Nach diesen Maßstäben bestehen ernstliche Zweifel an der Rechtmäßigkeit des streitgegenständlichen Beitragsbescheides vom 4. Februar 2021 nur, soweit die Festsetzung einen Betrag von 127,23 EUR übersteigt.

a) Rechtsgrundlage der angefochtenen Beitragserhebung ist die „Satzung über die Erhebung von Beiträgen nach § 6 NKAG für straßenbauliche Maßnahmen in der Gemeinde A-Stadt“ – im Folgenden: Straßenbaubeitragssatzung (SBS) – vom 2. Dezember 2013 i. V. m. § 6 Abs. 1 Niedersächsisches Kommunalabgabengesetz – im Folgenden: NKAG –.
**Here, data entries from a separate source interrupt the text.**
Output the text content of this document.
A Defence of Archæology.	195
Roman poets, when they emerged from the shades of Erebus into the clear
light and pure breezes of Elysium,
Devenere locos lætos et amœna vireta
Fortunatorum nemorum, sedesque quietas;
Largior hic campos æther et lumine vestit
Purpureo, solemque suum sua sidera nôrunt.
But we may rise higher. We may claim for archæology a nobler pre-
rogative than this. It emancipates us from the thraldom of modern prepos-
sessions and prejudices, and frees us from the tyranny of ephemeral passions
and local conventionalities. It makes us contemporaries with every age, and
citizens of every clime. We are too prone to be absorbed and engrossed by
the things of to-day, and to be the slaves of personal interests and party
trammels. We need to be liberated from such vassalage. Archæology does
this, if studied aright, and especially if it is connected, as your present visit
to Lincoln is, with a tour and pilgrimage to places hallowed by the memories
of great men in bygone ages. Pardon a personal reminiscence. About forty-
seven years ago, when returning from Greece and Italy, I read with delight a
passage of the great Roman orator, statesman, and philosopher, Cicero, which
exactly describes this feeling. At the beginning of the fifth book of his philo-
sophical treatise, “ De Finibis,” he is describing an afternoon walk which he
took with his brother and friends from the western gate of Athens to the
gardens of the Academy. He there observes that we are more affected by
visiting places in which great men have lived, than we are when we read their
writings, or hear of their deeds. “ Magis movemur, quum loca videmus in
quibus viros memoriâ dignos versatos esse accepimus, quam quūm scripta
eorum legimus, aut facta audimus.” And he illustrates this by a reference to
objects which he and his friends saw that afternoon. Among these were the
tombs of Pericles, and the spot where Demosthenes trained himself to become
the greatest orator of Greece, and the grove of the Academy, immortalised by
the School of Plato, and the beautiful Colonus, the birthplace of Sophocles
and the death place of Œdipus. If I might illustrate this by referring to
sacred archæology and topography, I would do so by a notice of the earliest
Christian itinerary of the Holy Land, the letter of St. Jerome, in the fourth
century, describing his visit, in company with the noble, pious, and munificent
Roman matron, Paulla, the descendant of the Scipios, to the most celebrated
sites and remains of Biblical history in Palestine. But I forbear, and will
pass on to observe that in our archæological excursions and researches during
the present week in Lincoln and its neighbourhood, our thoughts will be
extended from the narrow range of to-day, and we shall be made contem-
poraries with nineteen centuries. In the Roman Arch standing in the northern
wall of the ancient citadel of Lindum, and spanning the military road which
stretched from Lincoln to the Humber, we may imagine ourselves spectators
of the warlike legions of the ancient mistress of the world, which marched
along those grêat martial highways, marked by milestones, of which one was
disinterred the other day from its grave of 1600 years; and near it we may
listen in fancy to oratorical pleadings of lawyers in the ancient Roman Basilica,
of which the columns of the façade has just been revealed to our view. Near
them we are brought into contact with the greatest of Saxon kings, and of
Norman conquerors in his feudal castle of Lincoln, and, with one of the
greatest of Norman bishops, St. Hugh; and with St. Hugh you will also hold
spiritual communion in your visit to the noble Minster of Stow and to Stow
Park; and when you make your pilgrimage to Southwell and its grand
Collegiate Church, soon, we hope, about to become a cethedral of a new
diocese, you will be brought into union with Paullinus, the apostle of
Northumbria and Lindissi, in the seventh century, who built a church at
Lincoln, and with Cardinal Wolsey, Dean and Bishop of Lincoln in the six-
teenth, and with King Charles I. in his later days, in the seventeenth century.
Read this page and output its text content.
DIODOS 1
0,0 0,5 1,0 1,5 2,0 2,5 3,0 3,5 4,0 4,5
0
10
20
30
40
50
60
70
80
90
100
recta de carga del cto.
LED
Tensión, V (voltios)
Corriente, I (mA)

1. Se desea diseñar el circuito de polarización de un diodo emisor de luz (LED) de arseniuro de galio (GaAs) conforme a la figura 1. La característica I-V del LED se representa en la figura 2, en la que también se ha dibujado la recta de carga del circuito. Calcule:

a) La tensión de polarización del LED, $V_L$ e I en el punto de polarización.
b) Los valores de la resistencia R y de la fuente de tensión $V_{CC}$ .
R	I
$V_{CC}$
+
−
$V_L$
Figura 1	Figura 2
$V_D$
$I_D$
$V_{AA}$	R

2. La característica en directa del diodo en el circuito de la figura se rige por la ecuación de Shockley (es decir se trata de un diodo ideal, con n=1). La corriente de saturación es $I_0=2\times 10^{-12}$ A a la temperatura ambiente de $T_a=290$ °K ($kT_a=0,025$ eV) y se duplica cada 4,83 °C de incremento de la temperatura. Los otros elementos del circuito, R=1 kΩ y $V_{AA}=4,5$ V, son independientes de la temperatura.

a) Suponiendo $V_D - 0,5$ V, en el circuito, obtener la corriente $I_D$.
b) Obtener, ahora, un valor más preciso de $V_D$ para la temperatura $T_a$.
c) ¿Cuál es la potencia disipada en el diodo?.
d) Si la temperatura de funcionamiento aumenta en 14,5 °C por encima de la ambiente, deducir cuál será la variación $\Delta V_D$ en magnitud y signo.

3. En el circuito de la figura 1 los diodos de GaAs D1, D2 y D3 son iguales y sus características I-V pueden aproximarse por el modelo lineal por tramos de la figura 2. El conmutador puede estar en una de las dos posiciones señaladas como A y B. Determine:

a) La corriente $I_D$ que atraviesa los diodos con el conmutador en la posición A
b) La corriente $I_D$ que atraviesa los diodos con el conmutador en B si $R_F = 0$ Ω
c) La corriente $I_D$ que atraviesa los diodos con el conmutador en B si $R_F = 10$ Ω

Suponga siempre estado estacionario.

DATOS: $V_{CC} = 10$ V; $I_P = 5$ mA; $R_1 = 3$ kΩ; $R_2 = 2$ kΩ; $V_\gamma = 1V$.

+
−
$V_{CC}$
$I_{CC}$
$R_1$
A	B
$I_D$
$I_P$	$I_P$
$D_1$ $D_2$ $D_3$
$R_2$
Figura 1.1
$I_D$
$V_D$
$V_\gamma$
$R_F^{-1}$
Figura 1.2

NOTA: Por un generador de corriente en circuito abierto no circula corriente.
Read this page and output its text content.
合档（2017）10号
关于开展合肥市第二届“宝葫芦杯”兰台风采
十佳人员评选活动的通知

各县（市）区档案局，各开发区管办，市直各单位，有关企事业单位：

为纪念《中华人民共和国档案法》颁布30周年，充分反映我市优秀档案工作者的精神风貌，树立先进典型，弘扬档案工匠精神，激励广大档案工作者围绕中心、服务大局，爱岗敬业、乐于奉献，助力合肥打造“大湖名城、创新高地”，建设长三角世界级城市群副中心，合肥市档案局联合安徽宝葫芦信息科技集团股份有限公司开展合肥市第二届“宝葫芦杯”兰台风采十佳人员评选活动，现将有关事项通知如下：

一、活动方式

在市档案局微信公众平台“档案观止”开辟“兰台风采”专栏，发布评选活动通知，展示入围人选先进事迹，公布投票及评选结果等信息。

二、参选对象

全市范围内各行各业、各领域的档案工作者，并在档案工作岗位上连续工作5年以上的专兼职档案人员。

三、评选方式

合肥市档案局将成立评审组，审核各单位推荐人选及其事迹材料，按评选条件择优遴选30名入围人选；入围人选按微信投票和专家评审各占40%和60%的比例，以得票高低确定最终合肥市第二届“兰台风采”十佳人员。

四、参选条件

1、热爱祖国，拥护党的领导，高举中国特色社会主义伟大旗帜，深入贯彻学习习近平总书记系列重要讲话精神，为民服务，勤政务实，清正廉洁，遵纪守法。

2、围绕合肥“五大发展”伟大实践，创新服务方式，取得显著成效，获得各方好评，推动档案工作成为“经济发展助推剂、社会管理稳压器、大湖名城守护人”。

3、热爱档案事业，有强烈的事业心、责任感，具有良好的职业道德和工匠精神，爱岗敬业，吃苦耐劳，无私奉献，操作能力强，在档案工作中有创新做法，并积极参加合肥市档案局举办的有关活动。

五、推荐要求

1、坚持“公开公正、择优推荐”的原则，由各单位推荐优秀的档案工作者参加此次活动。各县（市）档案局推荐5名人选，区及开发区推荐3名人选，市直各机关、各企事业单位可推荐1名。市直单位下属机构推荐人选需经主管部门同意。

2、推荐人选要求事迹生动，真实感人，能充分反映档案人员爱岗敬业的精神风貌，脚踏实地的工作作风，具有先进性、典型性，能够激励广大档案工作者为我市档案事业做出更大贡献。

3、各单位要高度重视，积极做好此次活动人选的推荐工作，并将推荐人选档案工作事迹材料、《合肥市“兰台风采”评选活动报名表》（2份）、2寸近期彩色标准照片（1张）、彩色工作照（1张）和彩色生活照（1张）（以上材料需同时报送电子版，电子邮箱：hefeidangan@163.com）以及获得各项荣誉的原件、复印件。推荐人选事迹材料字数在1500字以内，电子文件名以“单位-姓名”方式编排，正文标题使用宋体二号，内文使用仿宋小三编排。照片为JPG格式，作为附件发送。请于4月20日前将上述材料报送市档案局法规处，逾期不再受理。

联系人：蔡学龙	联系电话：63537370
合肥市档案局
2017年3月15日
Entgegen der Ansicht des Antragstellers ist nicht auf die zum Zeitpunkt des Erlasses des Beitragsbescheides vom 5. Februar 2021 geltende Satzung über die Erhebung von Straßenausbaubeiträgen vom 26. November 2020 abzustellen. Maßgeblich ist vielmehr die Satzung, in deren zeitlichen Geltungsbereich der Beitragstatbestand verwirklicht worden ist (vgl. Nds. OVG, Beschl. v. 19.12.2008 - 9 LA 99/06 -, juris Rn. 5; Rosenzweig/Freese/ von Waldthausen, NKAG, Stand: Oktober 2020, § 6 Rn. 23 f.). Entscheidend ist daher, wann die sachliche Beitragspflicht entstanden ist; für das Entstehen der sachlichen Beitragspflicht ist das Vorliegen einer wirksamen Beitragssatzung jedoch keine Voraussetzung (vgl. Nds. OVG, Beschl. v. 19.12.2008 - 9 LA 99/06 -, juris Rn. 5). Nach § 6 Abs. 6 NKAG entsteht die Beitragspflicht mit der Beendigung der beitragsfähigen Maßnahme, bei beendeten Teilmaßnahmen mit dem Aufwandspaltungsbeschluss im Sinne von § 6 Abs. 2 NKAG. Die sachliche Beitragspflicht war danach mit der nach Beendigung der Ausbaumaßnahme im Jahr 2018 am 16. September 2019 beschlossenen Aufwandsspaltung entstanden. Die Beitragserhebung fällt damit in den zeitlichen Geltungsbereich der Straßenbaubeitragssatzung vom 2. Dezember 2013 (SBS), da – worauf der Antragsteller zutreffend hinweist – der Straßenbaubeitragssatzung vom 26. November 2020 gerade keine Rückwirkung beigemessen wurde.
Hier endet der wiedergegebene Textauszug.